The neoclassical tearing modes (NTM) increase the effective heat and particle radial transport inside the
plasma, leading to a flattening of the electron and ion temperature and density profiles at a given location
depending on the safety factor q rational surface [0]. In burning plasma such as in ITER, this NTM-induced
increased transport could reduce significantly the fusion performance and even lead to a disruption. Validating
models describing the NTM-induced transport in present experiment is thus important to help quantifying this
effect on future devices.
In this work, we apply an NTM model to an integrated simulation of current, heat and particle
transport on JET discharges using the European Transport Simulator (ETS). In this model, the heat and
particle radial transport coefficients are modified by a Gaussian function locally centered at the NTM position
and characterized by a full width proportional to the island size through a constant parameter adapted to obtain
the best simulations of experimental profiles.

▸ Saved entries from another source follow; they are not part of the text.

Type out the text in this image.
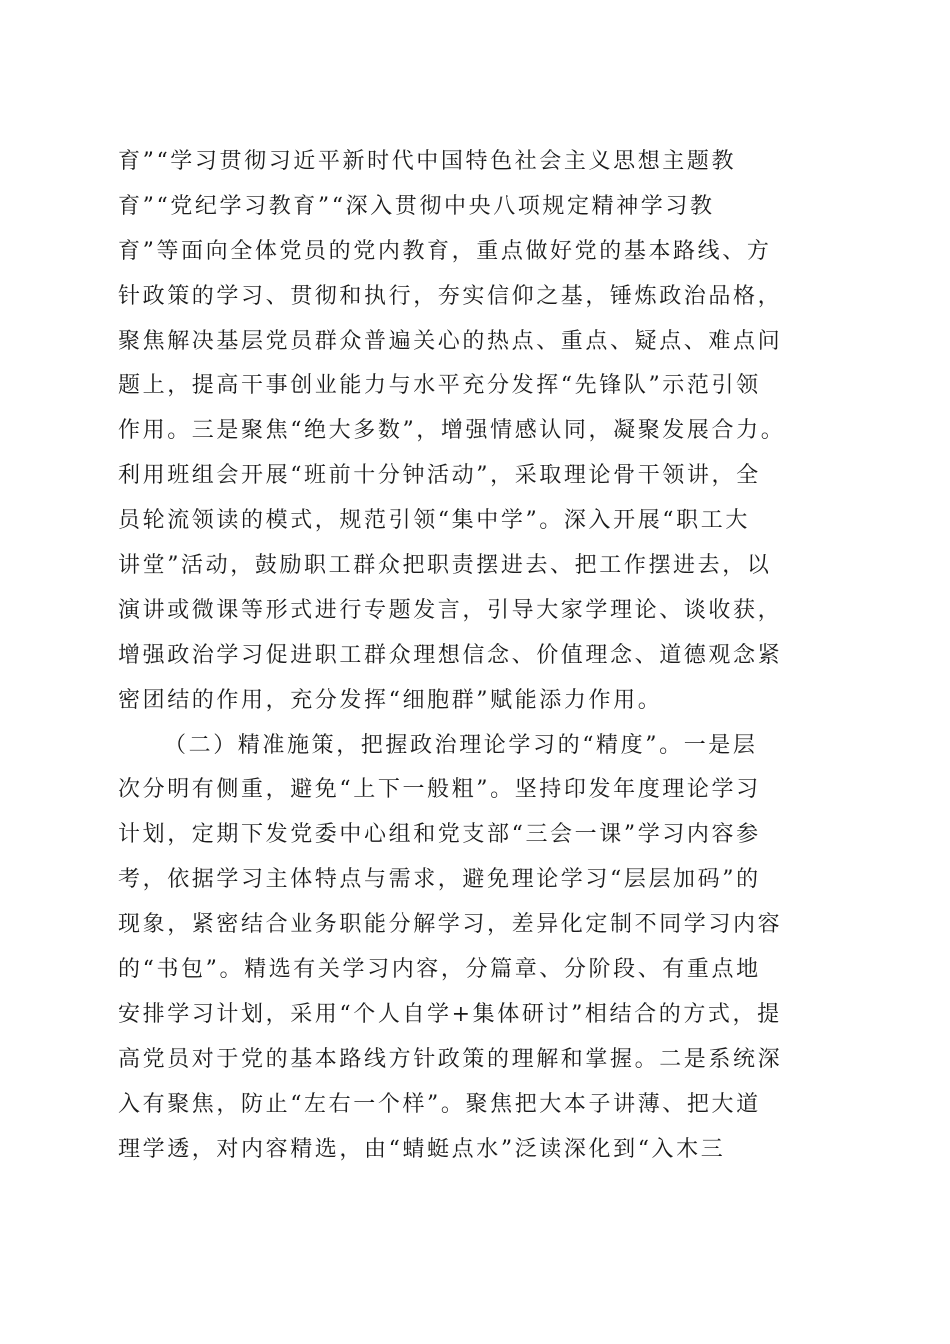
育”“学习贯彻习近平新时代中国特色社会主义思想主题教
育”“党纪学习教育”“深入贯彻中央八项规定精神学习教
育”等面向全体党员的党内教育，重点做好党的基本路线、方
针政策的学习、贯彻和执行，夯实信仰之基，锤炼政治品格，
聚焦解决基层党员群众普遍关心的热点、重点、疑点、难点问
题上，提高干事创业能力与水平充分发挥“先锋队”示范引领
作用。三是聚焦“绝大多数”，增强情感认同，凝聚发展合力。
利用班组会开展“班前十分钟活动”，采取理论骨干领讲，全
员轮流领读的模式，规范引领“集中学”。深入开展“职工大
讲堂”活动，鼓励职工群众把职责摆进去、把工作摆进去，以
演讲或微课等形式进行专题发言，引导大家学理论、谈收获，
增强政治学习促进职工群众理想信念、价值理念、道德观念紧
密团结的作用，充分发挥“细胞群”赋能添力作用。
（二）精准施策，把握政治理论学习的“精度”。一是层
次分明有侧重，避免“上下一般粗”。坚持印发年度理论学习
计划，定期下发党委中心组和党支部“三会一课”学习内容参
考，依据学习主体特点与需求，避免理论学习“层层加码”的
现象，紧密结合业务职能分解学习，差异化定制不同学习内容
的“书包”。精选有关学习内容，分篇章、分阶段、有重点地
安排学习计划，采用“个人自学+集体研讨”相结合的方式，提
高党员对于党的基本路线方针政策的理解和掌握。二是系统深
入有聚焦，防止“左右一个样”。聚焦把大本子讲薄、把大道
理学透，对内容精选，由“蜻蜓点水”泛读深化到“入木三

In the simulation, the NTM model is turned on at the same time
as the mode is triggered in the experiment. The island evolution is itself determined by the modified
Rutherford equation, using self-consistent plasma parameters determined by the transport evolution. The
achieved simulation reproduces the experimental measurements within the error bars, before and during the
NTM. A small discrepancy is observed on the radial location of the island due to a shift of the position of the
computed q=3/2 surface compared to the experimental one .To explain such small shift (up to about 12% with
respect to the position observed from the experimental electron temperature profiles), sensitivity studies of the
NTM location as a function of the initialization parameters are presented.
First results validate both the transport model and the transport modification calculated by the NTM model.